Engaging The Moroccan American Diaspora‏

The development initiatives of so-called ‘diasporas’ have gained the attention of policy-makers, scholars, NGOs, and migrants themselves. Migrants and ‘diasporas’ are seen as agents of development, who not only remit money to their countries of origin, but also transfer ideas of political, social, and cultural change.

 

The diaspora isn’t only remitting, they are also returning to launch enterprises and run businesses that stimulate local economies and create employment. More and more we see young Moroccans who have been educated abroad return to launch successful businesses in their country of origin.

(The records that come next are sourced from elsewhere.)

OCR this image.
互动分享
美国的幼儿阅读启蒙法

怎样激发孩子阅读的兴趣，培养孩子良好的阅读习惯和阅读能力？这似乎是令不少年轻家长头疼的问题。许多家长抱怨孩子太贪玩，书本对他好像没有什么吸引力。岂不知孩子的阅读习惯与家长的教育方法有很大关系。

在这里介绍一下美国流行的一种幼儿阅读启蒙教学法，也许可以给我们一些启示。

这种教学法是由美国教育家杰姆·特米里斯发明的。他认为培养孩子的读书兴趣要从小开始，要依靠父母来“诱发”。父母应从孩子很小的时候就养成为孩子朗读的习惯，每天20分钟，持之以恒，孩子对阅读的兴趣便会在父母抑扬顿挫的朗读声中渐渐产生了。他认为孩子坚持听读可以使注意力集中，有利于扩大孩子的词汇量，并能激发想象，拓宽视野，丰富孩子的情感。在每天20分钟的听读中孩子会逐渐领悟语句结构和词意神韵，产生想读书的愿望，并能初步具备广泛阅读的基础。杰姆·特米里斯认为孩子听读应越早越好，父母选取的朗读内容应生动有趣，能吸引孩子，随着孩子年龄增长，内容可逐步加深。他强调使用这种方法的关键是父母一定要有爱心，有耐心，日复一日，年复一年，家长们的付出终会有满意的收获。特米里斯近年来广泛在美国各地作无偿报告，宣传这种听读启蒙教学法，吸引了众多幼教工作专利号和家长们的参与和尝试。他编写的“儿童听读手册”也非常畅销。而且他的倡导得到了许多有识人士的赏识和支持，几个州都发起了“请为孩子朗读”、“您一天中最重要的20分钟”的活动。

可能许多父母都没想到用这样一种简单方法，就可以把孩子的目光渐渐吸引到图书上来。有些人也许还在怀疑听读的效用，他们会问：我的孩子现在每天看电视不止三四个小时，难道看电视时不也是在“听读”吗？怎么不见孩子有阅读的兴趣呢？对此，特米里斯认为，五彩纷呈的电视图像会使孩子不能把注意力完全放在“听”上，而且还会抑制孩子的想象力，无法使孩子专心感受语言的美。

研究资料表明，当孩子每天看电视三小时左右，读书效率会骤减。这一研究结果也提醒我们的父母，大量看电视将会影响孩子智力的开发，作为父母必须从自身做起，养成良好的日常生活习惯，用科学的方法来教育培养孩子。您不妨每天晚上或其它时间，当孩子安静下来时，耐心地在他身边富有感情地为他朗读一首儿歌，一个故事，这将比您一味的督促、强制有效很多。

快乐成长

I think the discourse around diaspora engagement should focus on how those 1st and 2nd generation Moroccans in the United States who can become more politically engaged to better shape public policy that will create an environment that facilitates positive change.

 

There are a variety of ways to politically engage the Moroccan diaspora in the United States : from enfranchisement to representation in national assemblies and legislatures. Right now, Morocco allow for its diaspora to vote abroad. The Moroccan government should capitalize on the financial and intellectual resources of the diaspora and use political enfranchisement as a tool to give those abroad a sense of civic responsibility and ownership of the nation building process. Incentivize them to contribute their time, energy, resources and skills to address the problems on ground. The fact is that while many are returning, many others have been, and will continue to be, seduced by the relative ease and comfort of life in “the United States”.

 

Countries that don’t make a concerted effort to maintain a sense of national/cultural identity and responsibility among this population, and create the foundation for engaging the diaspora in a positive way, risk losing future generations of would-be change makers to the assimilative societies of more developed nations. Make no mistake the diaspora is not Morocco’s salvation. There needs to be a collaborative effort between those based abroad and those based within the country to address issues, transform systems and achieve mutually beneficial goals. One of the big questions I have is how people at home, across all socio-economic levels, view the importance or relevance of the diaspora in governance and change in the country? How can we achieve coordination between these two groups – and where does political participation come into play?

 

An overseas community can serve as an important ‘bridge’ to access knowledge, expertise, resources and markets for the development of the country of origin. The success of this bridge is often predicated upon two conditions: the ability of the Diaspora to develop and project a coherent, intrinsically motivated and progressive identity and the capacity of the home country to establish conditions and institutions for sustainable, symbiotic and mutually rewarding engagement. Morocco is now beginning to recognize the need to pursue and promote the dynamic of the Diaspora to permit it to contribute effectivey to the socio-economic development of their own country. For this to happen, an intellectual elite within this diaspora should take the lead to coordinate all the efforts deployed by Moroccan American NGOs who strive to promote Morocco within the United States but at the same time to promote United States in Morocco.